Davacı vekili tarafından, davalı aleyhine 03.05.2010 gününde verilen dilekçe ile tapuda isim düzeltilmesi istenmesi üzerine yapılan duruşma sonunda; davanın kabulüne dair verilen 21.07.2010 günlü hükmün Yargıtayca incelenmesi davalı idare vekili tarafından istenilmekle süresinde olduğu anlaşılan temyiz dilekçesinin kabulüne karar verildikten sonra dosya ve içerisindeki bütün kağıtlar incelenerek gereği düşünüldü:

_K A R A R_

Davacı, dava konusu …. …. köyü 2, 28, 36, 44, 48, 55, 92, 113, 128, 140, 141, 146, 157, 161, 176, 182, 190, 196, 197, 203, 227, 240, 250, 260, 268, 272, 296, 314, 338, 360, 378, 386, 388, 393, 403, 409, 412, 414, 417, 425, 475, 490, 502, 508, 510, 537, 547, 560, 599, 622, 641, 730, 735 ve 751 parsel numaralı taşınmazların tapu kayıtlarında murisi annesinin “Safiye” yazılı isminin “Sabire” olarak düzeltilmesini istemiştir.
Mahkemece, davanın kabulüne karar verilmiştir.
Hükmü, davalı idare vekili temyiz etmiştir.
Taşınmazların, kadastro tespiti ya da tapuya tescili sırasında mülkiyet veya diğer hak sahiplerinin isim, soyisim, baba adı gibi kimlik bilgilerinin kayda eksik ya da hatalı işlenmesi, kayıt düzeltme davalarının kaynağını oluşturur.
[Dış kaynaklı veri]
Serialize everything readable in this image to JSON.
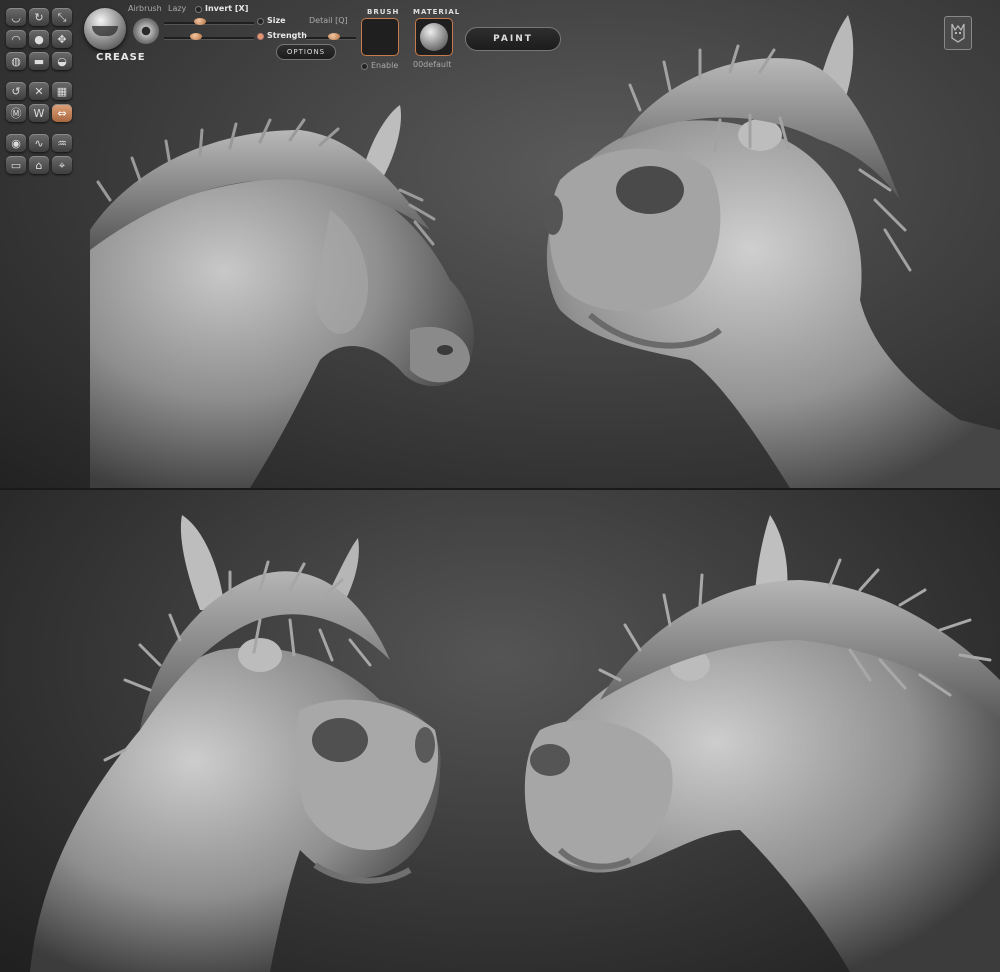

Bu nedenle de bu tür davalarla kimlik bilgileri düzeltilirken, taşınmaz malikinin değişmemesi, diğer bir anlatımla mülkiyet aktarımına neden olunmaması gerekir.
Mahkeme tarafından yapılan yargılama ve toplanan deliller hüküm vermeye yeterli değildir.
Somut olayda; dava konusu taşınmazların tapulama tutanaklarından isminde düzeltme istenilen kayıt maliki ….’nin, … ve … isminde kardeşleri olduğu anlaşılmaktadır. Tapu kayıt maliki görünen “…. kızı, …..” ile ilgili nüfus araştırması yapılmadan ve davacının annesi …..’nun anne-baba ve tüm kardeşlerini gösterir nüfus aile kaydı getirtilip tapulama tutanakları ile bağlantı oluşturacak şekilde incelenmeden, davanın ispatlandığı sonucuna varılarak hüküm tesis edilmiştir.
Kabule göre de; 388 sayılı parsel ile ilgili olumlu veya olumsuz bir hüküm kurulmaması da doğru olmamıştır.
Eksik inceleme ve araştırma sonucu mülkiyet nakline sebep olunacak şekilde hüküm tesisi doğru görülmediğinden kararın bozulması gerekmiştir.
SONUÇ:Yukarıda açıklanan nedenlerle, davalı idare vekilinin temyiz itirazlarının kabulü ile hükmün BOZULMASINA, 13.12.2010 gününde oybirliği ile karar verildi.